La question de la culpabilité ou de la non-culpabilité de K dans Le procès a fait couler beaucoup d'encre. Pour certains, à commencer par Max Brod, K est coupable, coupable de quelque chose (pour Brod de son incapacité à aimer), pour d'autres (Kundera par ex) K est un innocent qui a été culpabilisé. Pour ma part, il me semble que tout le génie de Kafka, et tout le trouble que procure le roman, consiste justement en le fait que K est coupable mais qu'il n'est coupable de rien. Tout le roman consistera à faire tenir ce qui apparaît comme une contradiction, un culpabilité sans objet. Le drame de K, c'est qu'il doit avouer - jamais roman n'aura montrer de façon aussi nette la prégnance du social -, qu'il lui faut avouer mais qu'il ne peut le faire puisqu'il n'y a rien à avouer. Et que c'est ce rien qui constitue sa faute.

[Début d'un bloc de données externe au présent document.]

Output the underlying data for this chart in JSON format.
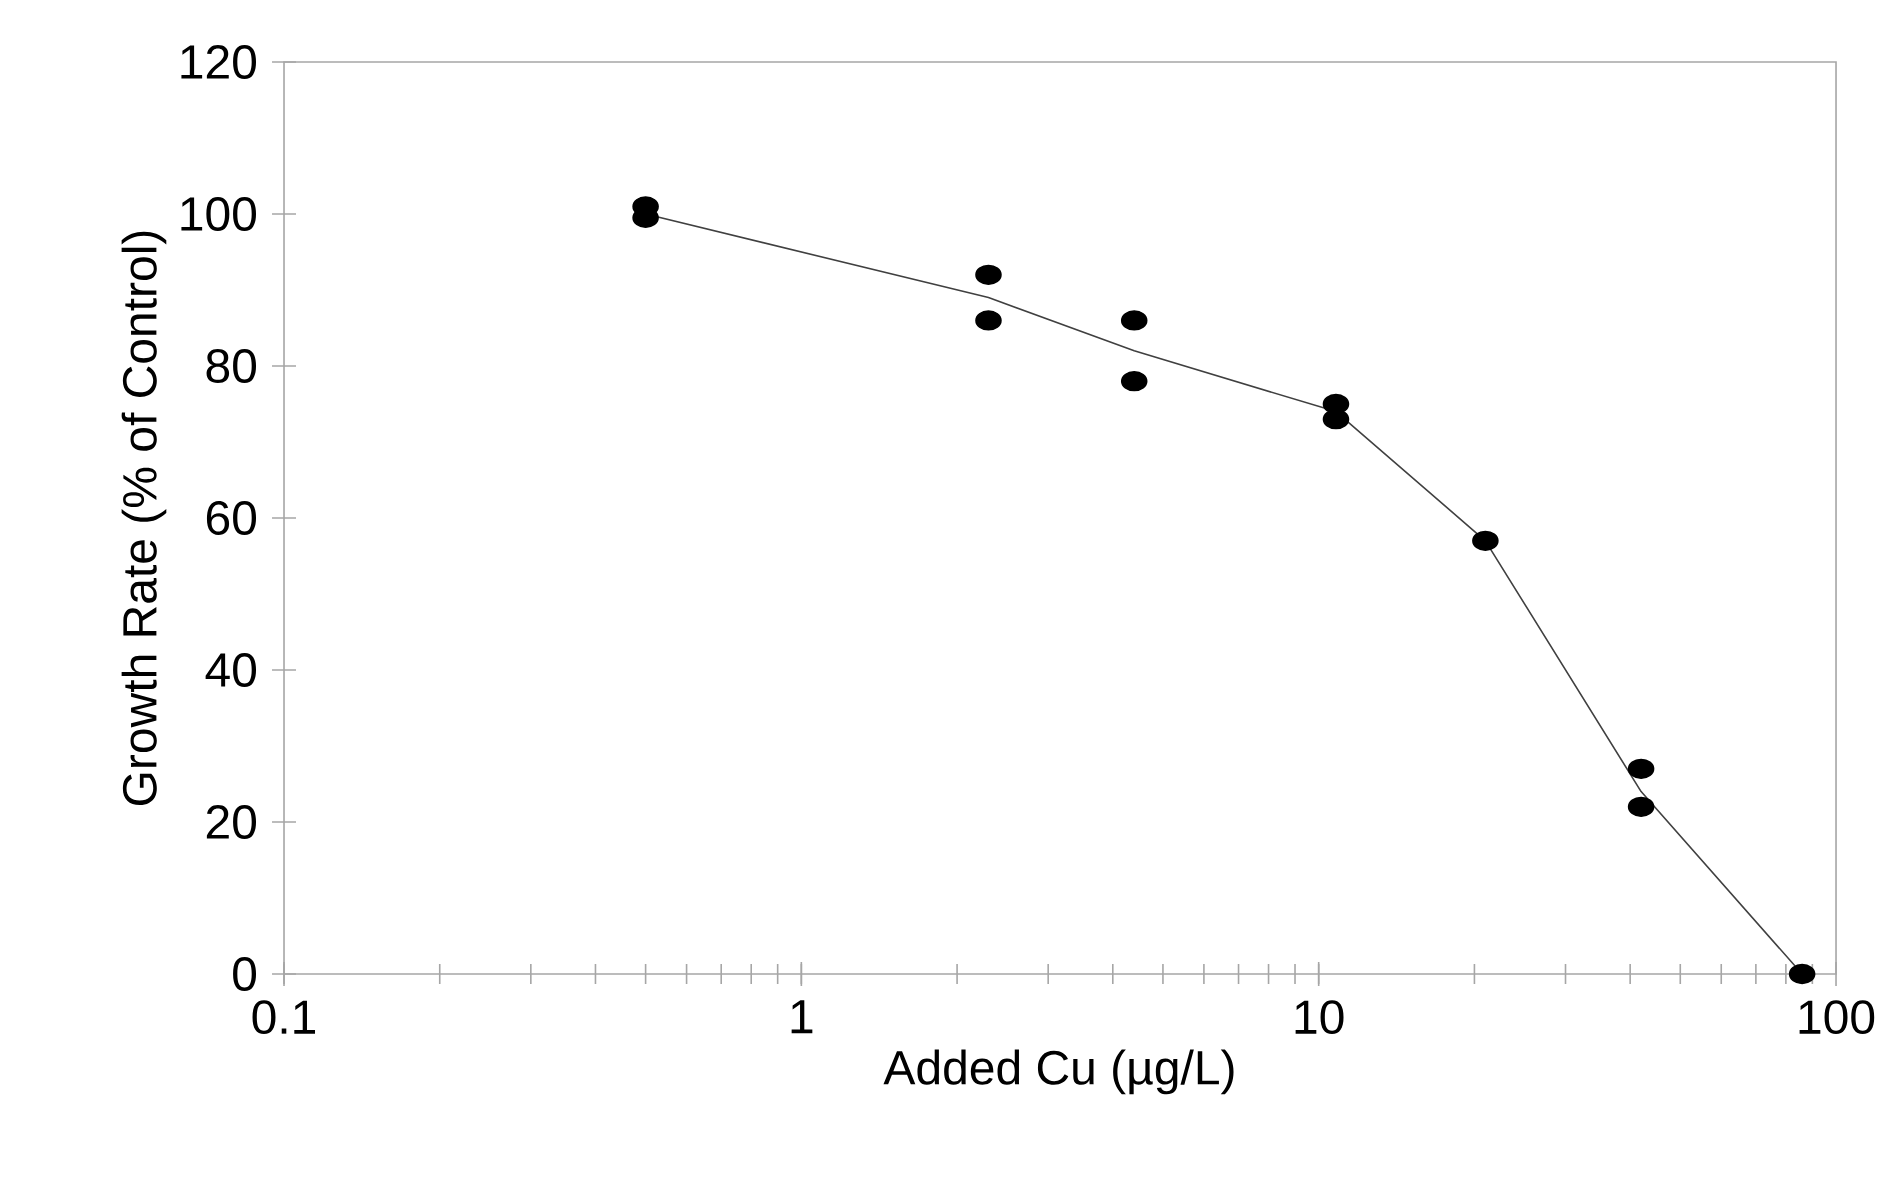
{
  "chart_data": {
    "type": "scatter",
    "xlabel": "Added Cu (µg/L)",
    "ylabel": "Growth Rate (% of Control)",
    "log": "x",
    "xlim": [
      0.1,
      100
    ],
    "ylim": [
      0,
      120
    ],
    "xticks": [
      0.1,
      1,
      10,
      100
    ],
    "yticks": [
      0,
      20,
      40,
      60,
      80,
      100,
      120
    ],
    "series": [
      {
        "color": "#000000",
        "marker": "circle",
        "x": [
          0.5,
          0.5,
          2.3,
          2.3,
          4.4,
          4.4,
          10.8,
          10.8,
          21,
          42,
          42,
          86
        ],
        "values": [
          101,
          99.5,
          92,
          86,
          86,
          78,
          75,
          73,
          57,
          27,
          22,
          0
        ]
      },
      {
        "type": "line",
        "color": "#404040",
        "marker": "none",
        "line_style": "solid",
        "x": [
          0.5,
          2.3,
          4.4,
          10.8,
          21,
          42,
          86
        ],
        "values": [
          100,
          89,
          82,
          74,
          57,
          24,
          0
        ]
      }
    ]
  }
}
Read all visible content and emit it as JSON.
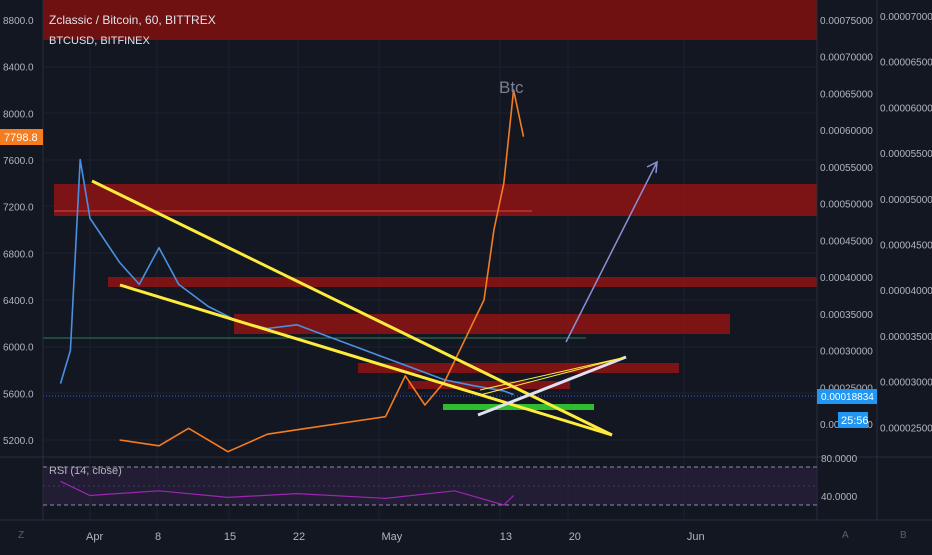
{
  "header": {
    "main_symbol": "Zclassic / Bitcoin, 60, BITTREX",
    "overlay_symbol": "BTCUSD, BITFINEX"
  },
  "price_badges": {
    "btc_last": "7798.8",
    "zcl_last": "0.00018834",
    "countdown": "25:56"
  },
  "annotations": {
    "btc_label": "Btc"
  },
  "rsi": {
    "title": "RSI (14, close)",
    "upper_label": "80.0000",
    "lower_label": "40.0000"
  },
  "bottom_letters": {
    "left": "Z",
    "right_a": "A",
    "right_b": "B"
  },
  "colors": {
    "background": "#131722",
    "zcl_series": "#4a90e2",
    "btc_series": "#f57c1f",
    "trendlines": "#ffeb3b",
    "zones": "#b71c1c",
    "support": "#2ebd2e",
    "rsi": "#9c27b0",
    "badge_btc": "#f57c1f",
    "badge_zcl": "#2196f3"
  },
  "chart_data": [
    {
      "type": "line",
      "title": "Zclassic / Bitcoin, 60, BITTREX",
      "x": [
        "Apr",
        "8",
        "15",
        "22",
        "May",
        "13",
        "20",
        "Jun"
      ],
      "series": [
        {
          "name": "Zclassic / Bitcoin",
          "axis": "right",
          "points": [
            [
              "Mar 29",
              0.000255
            ],
            [
              "Mar 30",
              0.0003
            ],
            [
              "Mar 31",
              0.00056
            ],
            [
              "Apr 1",
              0.00048
            ],
            [
              "Apr 2",
              0.00046
            ],
            [
              "Apr 4",
              0.00042
            ],
            [
              "Apr 6",
              0.00039
            ],
            [
              "Apr 8",
              0.00044
            ],
            [
              "Apr 10",
              0.00039
            ],
            [
              "Apr 13",
              0.00036
            ],
            [
              "Apr 16",
              0.00034
            ],
            [
              "Apr 19",
              0.00033
            ],
            [
              "Apr 22",
              0.000335
            ],
            [
              "Apr 25",
              0.00032
            ],
            [
              "Apr 28",
              0.000305
            ],
            [
              "May 1",
              0.00029
            ],
            [
              "May 4",
              0.000275
            ],
            [
              "May 7",
              0.00026
            ],
            [
              "May 10",
              0.000252
            ],
            [
              "May 13",
              0.000245
            ],
            [
              "May 14",
              0.00024
            ]
          ]
        },
        {
          "name": "BTCUSD, BITFINEX",
          "axis": "left",
          "points": [
            [
              "Apr 4",
              5200
            ],
            [
              "Apr 8",
              5150
            ],
            [
              "Apr 11",
              5300
            ],
            [
              "Apr 15",
              5100
            ],
            [
              "Apr 19",
              5250
            ],
            [
              "Apr 23",
              5300
            ],
            [
              "Apr 27",
              5350
            ],
            [
              "May 1",
              5400
            ],
            [
              "May 3",
              5750
            ],
            [
              "May 5",
              5500
            ],
            [
              "May 7",
              5700
            ],
            [
              "May 9",
              6050
            ],
            [
              "May 11",
              6400
            ],
            [
              "May 12",
              7000
            ],
            [
              "May 13",
              7400
            ],
            [
              "May 14",
              8200
            ],
            [
              "May 15",
              7800
            ]
          ]
        }
      ],
      "y_left_ticks": [
        "8800.0",
        "8400.0",
        "8000.0",
        "7600.0",
        "7200.0",
        "6800.0",
        "6400.0",
        "6000.0",
        "5600.0",
        "5200.0"
      ],
      "y_left_range": [
        5200,
        8800
      ],
      "y_mid_ticks": [
        "0.00075000",
        "0.00070000",
        "0.00065000",
        "0.00060000",
        "0.00055000",
        "0.00050000",
        "0.00045000",
        "0.00040000",
        "0.00035000",
        "0.00030000",
        "0.00025000",
        "0.00020000"
      ],
      "y_right_ticks": [
        "0.00007000",
        "0.00006500",
        "0.00006000",
        "0.00005500",
        "0.00005000",
        "0.00004500",
        "0.00004000",
        "0.00003500",
        "0.00003000",
        "0.00002500"
      ],
      "grid": true
    },
    {
      "type": "line",
      "title": "RSI (14, close)",
      "y_ticks": [
        "80.0000",
        "40.0000"
      ],
      "series": [
        {
          "name": "RSI",
          "points": [
            [
              "Mar 29",
              65
            ],
            [
              "Apr 1",
              50
            ],
            [
              "Apr 8",
              55
            ],
            [
              "Apr 15",
              48
            ],
            [
              "Apr 22",
              52
            ],
            [
              "May 1",
              47
            ],
            [
              "May 8",
              55
            ],
            [
              "May 13",
              40
            ],
            [
              "May 14",
              50
            ]
          ]
        }
      ]
    }
  ]
}
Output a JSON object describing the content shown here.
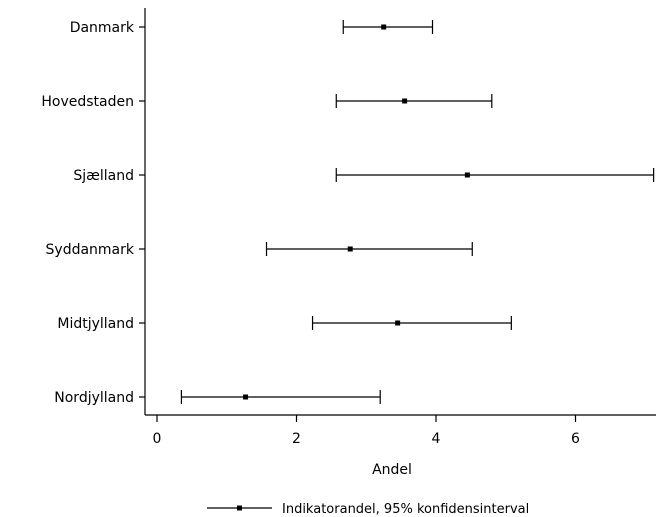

La jeune femme continuait de nous entretenir de littérature. Un critique fit son entrée.

Drôle de chapitre que ce chapitre 5 du Procès intitulé Le fouetteur (assez curieusement Kundera dans son analyse (in Les testaments trahis, Gallimard) ne le mentionne pas et dans sa description des divers stades du roman passe directement de la première convocation à la venue de l'oncle). K est fondé de pouvoir dans une banque. Passant dans un corridor, il entend pousser des soupirs derrière une porte qui, le croit-il, donne sur un débarras. Etonné, il ouvre et découvre un homme habillé de cuir, ayant donc toute l'apparence d'un bourreau, qui s'apprête à fouetter deux hommes qui ne sont que les mêmes venus l'arrêter un matin. K s'étant plaint de l'attitude de ces hommes, il les a accusé de prévarication, ceux ci subissent leur châtiment. Du rôle de victime, K est passé à celui d'accusateur, sous les ors de la banque et de ce qui apparaît comme le symbole du rationalisme et la modernité règne l'archaïsme. K est fasciné par la scène, mélange de voyeurisme et de répulsion ; le lendemain il reviendra dans le débarras et comme pour la première fois, il refermera la porte faisant tout pour que les cris ne soient pas entendus. Présence de l'archaïque dans le monde social et la conscience individuelle, si K verrouille le cagibi, Kafka lui laisse la porte grande ouverte.

La soirée se languissait, l'ennui commençait à poindre, la musique devenait de plus en plus forte mais n'était que forte. G*** et moi, nous décidâmes de partir.
Sur le Bld Barbès deux putes congolaises assises sur un banc, le regard vague, les yeux globuleux, attendent.